From mboxrd@z Thu Jan  1 00:00:00 1970
From: Florian Westphal <fw@strlen.de>
Subject: Re: linux 3.4.43 : kernel crash at __nf_conntrack_confirm
Date: Mon, 19 Oct 2015 22:33:14 +0200
Message-ID: <20151019203314.GG4386@breakpoint.cc>
References: <CAOxq_8PF91fpX9jYTgBbXnOVeVfSu3tytu-3P_Zr5OodGRoz+g@mail.gmail.com>
 <CAOxq_8Pt7VMwkV8+wdjS9vj=-L0L8Xxkd3Beit0zZN_oR6ixhw@mail.gmail.com>
 <20151018080702.GA14564@breakpoint.cc>
 <CAOxq_8NLLFyNCSDJ68+VjxFGpNSex8ShdhGFNBHK29g_+UBW6g@mail.gmail.com>
 <alpine.OSX.2.20.1510181409060.87917@athabasca.local>
 <20151018214050.GD4386@breakpoint.cc>
 <CAOxq_8N1Cx8duPy47THVMnDqN58=a_=gbmzksvVarVr9qkS5Uw@mail.gmail.com>
Mime-Version: 1.0
Content-Type: text/plain; charset=us-ascii
Cc: Florian Westphal <fw@strlen.de>, Patrick McHardy <kaber@trash.net>,
	"David S. Miller" <davem@davemloft.net>,
	netfilter-devel@vger.kernel.org, netfilter@vger.kernel.org,
	coreteam@netfilter.org,
	"netdev@vger.kernel.org" <netdev@vger.kernel.org>
To: Ani Sinha <ani@arista.com>
Return-path: <netfilter-owner@vger.kernel.org>
Content-Disposition: inline
In-Reply-To: <CAOxq_8N1Cx8duPy47THVMnDqN58=a_=gbmzksvVarVr9qkS5Uw@mail.gmail.com>
Sender: netfilter-owner@vger.kernel.org
List-Id: netfilter-devel.vger.kernel.org

Ani Sinha <ani@arista.com> wrote:
> On Sun, Oct 18, 2015 at 2:40 PM, Florian Westphal <fw@strlen.de> wrote:
> > Ani Sinha <ani@arista.com> wrote:
> >> Indeed. So it seems to me that we have run into one another such case.
> >> In patch c6825c0976fa7893692, I see we have added an additional check (along with comparing tuple and zone) to verify that if the conntrack is confirmed.
> >>
> >> +       return nf_ct_tuple_equal(tuple, &h->tuple) &&
> >> +               nf_ct_zone(ct) == zone &&
> >> +               nf_ct_is_confirmed(ct);
> >>
> >> This is necessary since it's possible that a conntrack can be recreated with the same zone.
> >> Unfortunately, we leave a hole open in __nf_conntrack_confirm() because this routine _is_ responsible
> >> for confirming the conntrack. We cannot use the same logic here.
> >
> > Hmm, why?
> >
> > I don't understand why we need to change __nf_conntrack_confirm(), can
> > you elaborate?
> 
> ok, let's take a step back.
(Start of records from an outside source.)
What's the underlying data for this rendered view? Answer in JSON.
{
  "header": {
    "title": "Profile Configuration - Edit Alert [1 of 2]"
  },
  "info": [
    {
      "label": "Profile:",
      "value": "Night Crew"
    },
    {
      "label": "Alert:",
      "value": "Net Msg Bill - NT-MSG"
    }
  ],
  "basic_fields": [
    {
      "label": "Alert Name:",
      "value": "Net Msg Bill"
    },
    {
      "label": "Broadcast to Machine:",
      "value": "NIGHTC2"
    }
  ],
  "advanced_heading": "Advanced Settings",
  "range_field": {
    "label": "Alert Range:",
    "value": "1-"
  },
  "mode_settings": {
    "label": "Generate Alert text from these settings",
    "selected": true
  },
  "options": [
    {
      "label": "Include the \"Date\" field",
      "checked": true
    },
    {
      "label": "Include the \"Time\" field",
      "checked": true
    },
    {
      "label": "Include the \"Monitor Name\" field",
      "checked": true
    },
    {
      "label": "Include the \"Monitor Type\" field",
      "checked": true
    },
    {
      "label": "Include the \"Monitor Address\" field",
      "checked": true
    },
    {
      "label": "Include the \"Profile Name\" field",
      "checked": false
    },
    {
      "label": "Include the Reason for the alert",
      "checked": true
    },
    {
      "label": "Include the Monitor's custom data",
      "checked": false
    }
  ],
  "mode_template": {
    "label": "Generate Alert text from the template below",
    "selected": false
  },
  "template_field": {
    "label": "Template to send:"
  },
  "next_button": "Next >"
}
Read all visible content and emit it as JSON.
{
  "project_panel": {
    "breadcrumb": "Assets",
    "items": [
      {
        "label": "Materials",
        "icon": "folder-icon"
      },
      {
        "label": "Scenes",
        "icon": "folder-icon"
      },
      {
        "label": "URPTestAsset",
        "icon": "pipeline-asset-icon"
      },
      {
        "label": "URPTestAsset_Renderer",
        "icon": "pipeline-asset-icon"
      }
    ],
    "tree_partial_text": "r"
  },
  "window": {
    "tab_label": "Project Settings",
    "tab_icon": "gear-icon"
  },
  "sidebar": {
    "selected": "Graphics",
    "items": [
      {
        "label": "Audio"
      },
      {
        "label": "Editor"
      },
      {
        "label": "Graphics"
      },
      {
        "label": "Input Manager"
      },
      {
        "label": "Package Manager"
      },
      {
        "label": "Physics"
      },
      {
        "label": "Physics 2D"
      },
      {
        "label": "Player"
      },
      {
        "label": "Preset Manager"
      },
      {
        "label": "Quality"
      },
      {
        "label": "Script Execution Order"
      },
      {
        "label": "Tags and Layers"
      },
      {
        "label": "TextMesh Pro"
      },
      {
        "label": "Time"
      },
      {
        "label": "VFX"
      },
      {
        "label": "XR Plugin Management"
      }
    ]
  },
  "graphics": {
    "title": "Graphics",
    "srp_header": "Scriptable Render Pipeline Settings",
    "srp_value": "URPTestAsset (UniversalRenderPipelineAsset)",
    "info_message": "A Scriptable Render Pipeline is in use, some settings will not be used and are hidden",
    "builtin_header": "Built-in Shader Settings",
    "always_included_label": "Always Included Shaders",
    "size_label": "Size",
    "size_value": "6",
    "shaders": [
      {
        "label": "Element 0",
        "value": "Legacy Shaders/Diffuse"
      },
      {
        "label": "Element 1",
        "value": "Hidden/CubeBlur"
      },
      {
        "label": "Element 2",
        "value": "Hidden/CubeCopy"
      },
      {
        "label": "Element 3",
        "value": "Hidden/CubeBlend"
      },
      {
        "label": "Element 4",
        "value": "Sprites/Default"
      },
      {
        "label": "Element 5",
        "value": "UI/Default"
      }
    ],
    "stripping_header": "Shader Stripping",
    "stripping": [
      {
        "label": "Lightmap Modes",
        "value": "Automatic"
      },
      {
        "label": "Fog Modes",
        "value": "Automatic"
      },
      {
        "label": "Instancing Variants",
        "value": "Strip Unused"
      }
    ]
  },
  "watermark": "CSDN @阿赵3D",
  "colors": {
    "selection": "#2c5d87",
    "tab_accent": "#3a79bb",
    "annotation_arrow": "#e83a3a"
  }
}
The fundamental question I am trying to
> find answer to is that whether it is possible for another thread to
> deallocate and then reallocate and initialize the conntrack object
> while running concurrently during __nf_conntrack_confirm() .

Not unless something is broken.

> crash), we do not have the patch
> 
> e53376bef2cd97d3e3f61fdc6
> 
> applied. This patch bumps the refcount before adding the connrack
> entry into the unconfirmed list.

Yes, that patch fixes such bug.

> + /* Now it is inserted into the unconfirmed list, bump refcount */
> + nf_conntrack_get(&ct->ct_general);
> 
> and if we assume the invariant that nf_conntrack_free() is never
> called when refcount is !=0, then this would seem to indicate that the
> above patch should fix the crash I mentioned in the thread.

nf_conntrack_free must only be invoked after refcount becomes zero, right.

> One curious piece of hunk is :
> 
> + /* A freed object has refcnt == 0, that's
> + * the golden rule for SLAB_DESTROY_BY_RCU
> + */
> + NF_CT_ASSERT(atomic_read(&ct->ct_general.use) == 0);
> +
> First, this assertion only puts a warning log at best when it fails.
> Second, if this assertion is false, at some point we will get into a
> kernel crash as the one I mentioned. So this assertion effectively
> does nothing other than perhaps help in debugging.

Right.